OPERATION AND PERFORMANCEThe gas-phase unit continually recirculates 1,500 cfm within the MCF, while the facility’s supply air terminal varies from a 500-cfm minimum to a 1,500-cfm maximum.
Since microarray research doesn’t require exhaust hoods, SBM’s design provides a positive, 200-cfm offset between the supply and exhaust air VAV terminals, which results in a 200-cfm positive pressure to safeguard against any O3 infiltration from neighboring spaces.
Tests performed by Primerano’s department with a handheld Aeroqual Series 200 ozone monitor by Kanomax-USA, Andover, N.J., reveal that ozone is approximately 40 ppb (parts per billion) when the gas-phase unit is off, and suppressed below an acceptable 8-ppb level when it’s running. “We’re very satisfied with the 8-ppb level,” said Primerano.
The MCF’s cooling and heating is accomplished with the building’s four-pipe system installed by mechanical contractor Sauer Inc., Pittsburgh. Three 500-ton Carrier chillers and 10 modular boilers by the Patterson-Kelley division of Harsco Corp., supply the system. An Invensys Controls building automation system controls the building.

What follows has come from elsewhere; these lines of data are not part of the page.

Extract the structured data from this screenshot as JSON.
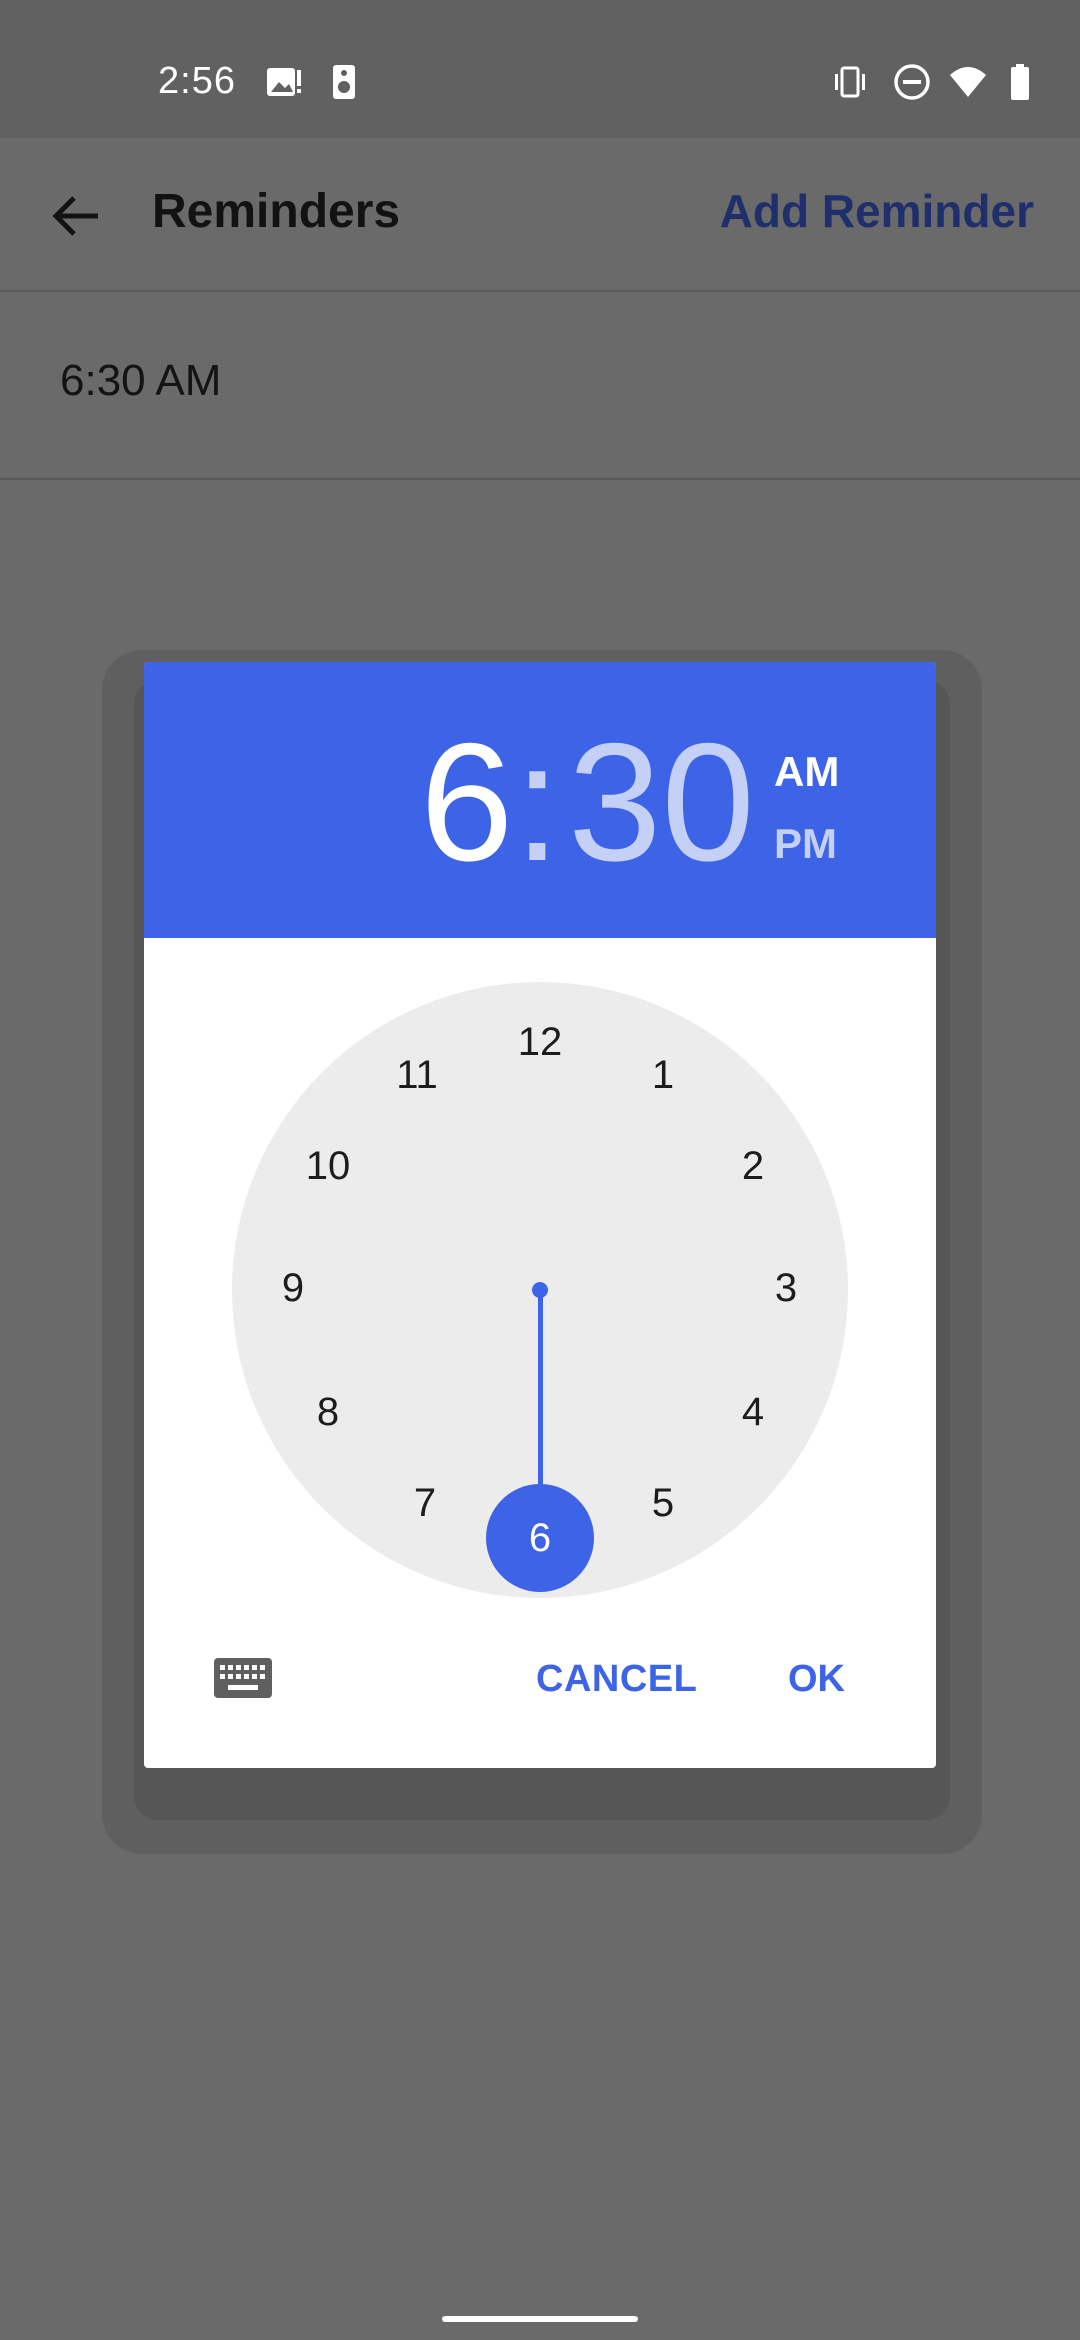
{
  "status_bar": {
    "time": "2:56",
    "left_icons": [
      "image-alert-icon",
      "speaker-icon"
    ],
    "right_icons": [
      "vibrate-icon",
      "do-not-disturb-icon",
      "wifi-icon",
      "battery-icon"
    ]
  },
  "app_bar": {
    "title": "Reminders",
    "back_icon": "arrow-back-icon",
    "action_label": "Add Reminder"
  },
  "reminders": [
    {
      "time": "6:30 AM"
    }
  ],
  "time_picker": {
    "hour": "6",
    "separator": ":",
    "minute": "30",
    "am_label": "AM",
    "pm_label": "PM",
    "selected_period": "AM",
    "selected_hour": "6",
    "clock_numbers": [
      "12",
      "1",
      "2",
      "3",
      "4",
      "5",
      "6",
      "7",
      "8",
      "9",
      "10",
      "11"
    ],
    "keyboard_icon": "keyboard-icon",
    "cancel_label": "CANCEL",
    "ok_label": "OK",
    "accent_color": "#3d63e6"
  }
}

INSTALLATION DETAILSSince the effects of O3 on microarray labs is a fairly recent discovery, gas-phase filtration was specified late in the project as an add-on. Thus, fitting the 10- by 5-foot gas-phase unit into the lab late in the construction phase was a challenge for Mascaro Construction and the project’s sheet metal contractor, SSM Industries, Pittsburgh. “It was a tight fit in the freight elevator even after taking panels off, plus we had to open up walls to get the unit into the lab,” recalled Mel Miller, senior project manager, Mascaro Construction.
Agilent Technologies and Circul-Aire both recommend 500 fpm of airflow through a gas-phase filter. Although the APS-3000 unit was added into an SBM’s already-designed duct system, Wesner still met the minimum recommendation of 500-feet/minute of airflow through the gas-phase filter.